I have a relative that frequently has medical problems. This despite the fact that he's a healthy young man. His problem is that he has too many names. He's James-Robert, but depending on whom you ask, you'll hear him called:

  • Jim
  • Bob
  • Robert
  • James
  • Jim-Bob

He has five names at least, and that's before considering the myriad ways of writing them down. His problem isn't really the number of names he has. It's that no one can reliably find his medical records.

There are too many inconsistent ways of recording his name. Whenever names make up part of what identifies an individual in a system, he runs into problems. However, names are a natural way of identifying an individual.

It's unreasonable to ask people to move away from using names as a way of referring to an individual. It's even more unreasonable to ask Jim-Bob to settle for either James or Robert. If we can't ask people to change how they identify one another, and we can't ask people to change how they identify themselves, what can we do?

Record Linkage

In general, this is our problem: how do we determine if two records are linked, that is, they relate to the same entity?

Record linkage can cause problems in a wide variety of different settings. For James-Robert, it's about finding his medical records, but this problem isn't limited to the medical domain. It happens everywhere, and the specific impact and mitigation varies by domain and application. In the remainder of this article we'll focus only on identifying linked records.

Anytime you have an inexact way of entering data you create record linkage issues. It gets worse when you have many places to store information. When you combine that with the following truths:

  • Programs almost always store and manipulate information
  • Distributed solutions, like the cloud, are popular and growing in popularity

It becomes easy to conclude that many systems have some sort of record linkage issue. While many people are aware that this causes problems, they are not aware that there are programmatic solutions available. Let's look at how they work.

How Humans Find Related Data

Let's go back and think about my cousin James-Robert. The list of five alternate names for him wasn't surprising, was it? That's because we've built up a large set of rules over a lifetime of being human. For example:

  • People with hyphenated first names often use one name or the other
  • Jim is a shorted version of James (called a hypocorism)
  • Bob is a shortened version of Robert

When we apply those rules in combination to "James-Robert", we produce the above list of names.

Programmatically solving record linkage problems takes a similar approach. We begin by constructing a set of rules for deriving different representations of the same information. Then, given two entries in a dataset, we use the rules to make them similar. The original difference between entries and the rules applied tell us how likely they are to be related. The example in the above image shows how to transform "James Robert" into "Jim-Bob".

An Example of a Programmatic Solution

Consider the following hypothetical records representing James-Robert:

  • James Robert, 12345 County Line Road, Hope, Indiana
  • Jim-Bob, 13245 Co Line Rd, Hope, IN

In most programs, our record would be broken into some sort of structure, such as:

  • Name
  • Street Address
  • City
  • State

We can then start to tackle the problem in parts, starting with the name.

Name Alignment

The above images show the steps we go through to compute how related the names of the records are. As we previously discussed, there are several rules we use when transforming names. Here we use two: shortening and splitting hyphens into two names.

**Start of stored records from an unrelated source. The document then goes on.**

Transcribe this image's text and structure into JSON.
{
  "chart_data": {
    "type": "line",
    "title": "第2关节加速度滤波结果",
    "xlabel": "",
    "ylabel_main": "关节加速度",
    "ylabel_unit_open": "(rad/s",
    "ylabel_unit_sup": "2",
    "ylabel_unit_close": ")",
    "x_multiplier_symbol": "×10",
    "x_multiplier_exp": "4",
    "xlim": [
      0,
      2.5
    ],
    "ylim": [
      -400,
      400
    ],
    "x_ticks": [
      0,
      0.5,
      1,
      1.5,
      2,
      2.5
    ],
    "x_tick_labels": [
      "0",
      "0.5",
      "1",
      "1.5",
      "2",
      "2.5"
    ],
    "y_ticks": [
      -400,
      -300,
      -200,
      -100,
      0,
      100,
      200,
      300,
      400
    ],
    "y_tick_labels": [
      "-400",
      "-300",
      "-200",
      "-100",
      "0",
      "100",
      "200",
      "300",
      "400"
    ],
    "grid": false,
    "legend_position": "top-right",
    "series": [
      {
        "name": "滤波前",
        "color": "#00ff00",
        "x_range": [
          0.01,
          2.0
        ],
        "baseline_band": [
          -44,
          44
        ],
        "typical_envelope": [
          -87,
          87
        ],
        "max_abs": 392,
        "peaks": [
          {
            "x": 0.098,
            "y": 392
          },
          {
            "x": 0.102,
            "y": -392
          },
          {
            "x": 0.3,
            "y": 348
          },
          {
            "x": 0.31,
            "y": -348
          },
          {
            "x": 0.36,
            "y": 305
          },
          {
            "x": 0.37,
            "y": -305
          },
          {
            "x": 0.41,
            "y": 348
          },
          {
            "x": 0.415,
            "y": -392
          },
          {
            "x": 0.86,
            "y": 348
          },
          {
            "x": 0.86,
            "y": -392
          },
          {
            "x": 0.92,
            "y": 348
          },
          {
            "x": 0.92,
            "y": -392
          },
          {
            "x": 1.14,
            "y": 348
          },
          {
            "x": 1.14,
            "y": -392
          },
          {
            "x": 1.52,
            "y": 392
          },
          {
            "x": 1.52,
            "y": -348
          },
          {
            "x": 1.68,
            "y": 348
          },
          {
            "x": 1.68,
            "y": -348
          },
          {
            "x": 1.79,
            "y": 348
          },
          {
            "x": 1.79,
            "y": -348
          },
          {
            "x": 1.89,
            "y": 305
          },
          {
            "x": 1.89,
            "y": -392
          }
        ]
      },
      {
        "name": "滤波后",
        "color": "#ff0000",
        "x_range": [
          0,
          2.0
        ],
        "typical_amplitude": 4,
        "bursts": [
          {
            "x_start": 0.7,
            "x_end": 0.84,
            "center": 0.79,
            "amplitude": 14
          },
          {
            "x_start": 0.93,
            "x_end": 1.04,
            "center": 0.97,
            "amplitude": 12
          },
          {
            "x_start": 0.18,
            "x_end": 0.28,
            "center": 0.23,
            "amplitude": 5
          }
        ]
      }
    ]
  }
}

We can apply each of these steps in turn until, in this case, our two names are perfectly aligned. This is the main problem of record linkage, and one computers are ideal for: how can we apply the smallest number of rules to make the two names as similar as possible. Record linkage has been studied for decades, and there exist a wide range of tools and techniques to address this problem.

Address Alignment

The alignment of addresses is computed similarly, as we see above. For space, we've condensed all steps into one and have shown which rules were used on which fragment. As in the name case, the transformation we use most frequently is to shorten. For example: Road and Rd, County and Co, and Indiana and IN.

This example also shows that record linkage can help with more difficult cases. Here, the house number has been entered incorrectly in one case. Someone transposed two digits in the address. This is another class of transformation that record linkage approaches can consider. They help deal with the reality of data entry: humans make typos.

Overall Record Alignment

The actual alignment of the two records would be computed from the alignment of its parts. The name, the address, and any other information would be compared and scored. The intuition being that there is a good chance James-Robert and Jim-Bob are the same person, but that chance increases if both live at the same address.

In general, record linkage approaches consider alignment of the record in parts so that they can consider the alignment of the record as a whole. They use techniques like weighting to decide which parts of the record are most indicative of a link. With enough information and time, they can reliably predict which records are linked.

Conclusion

Your software is likely working with data. People probably work with that data, in fact they probably enter some of it. That information is likely stored in a few different places. It's likely that you've got some record linkage problems in your system.

Record linkage problems are common, but they can also be costly. At the least, they lead to a degraded customer experience. We expect others to have a coherent view of who we are, and unassociated records work against that. In the worst case we can miss critical information about an individual (e.g. allergies).

There are tools out there to help link associated records back together. They help us identify related entries in our dataset. Once we've identified related entities, we can act to correct the situation.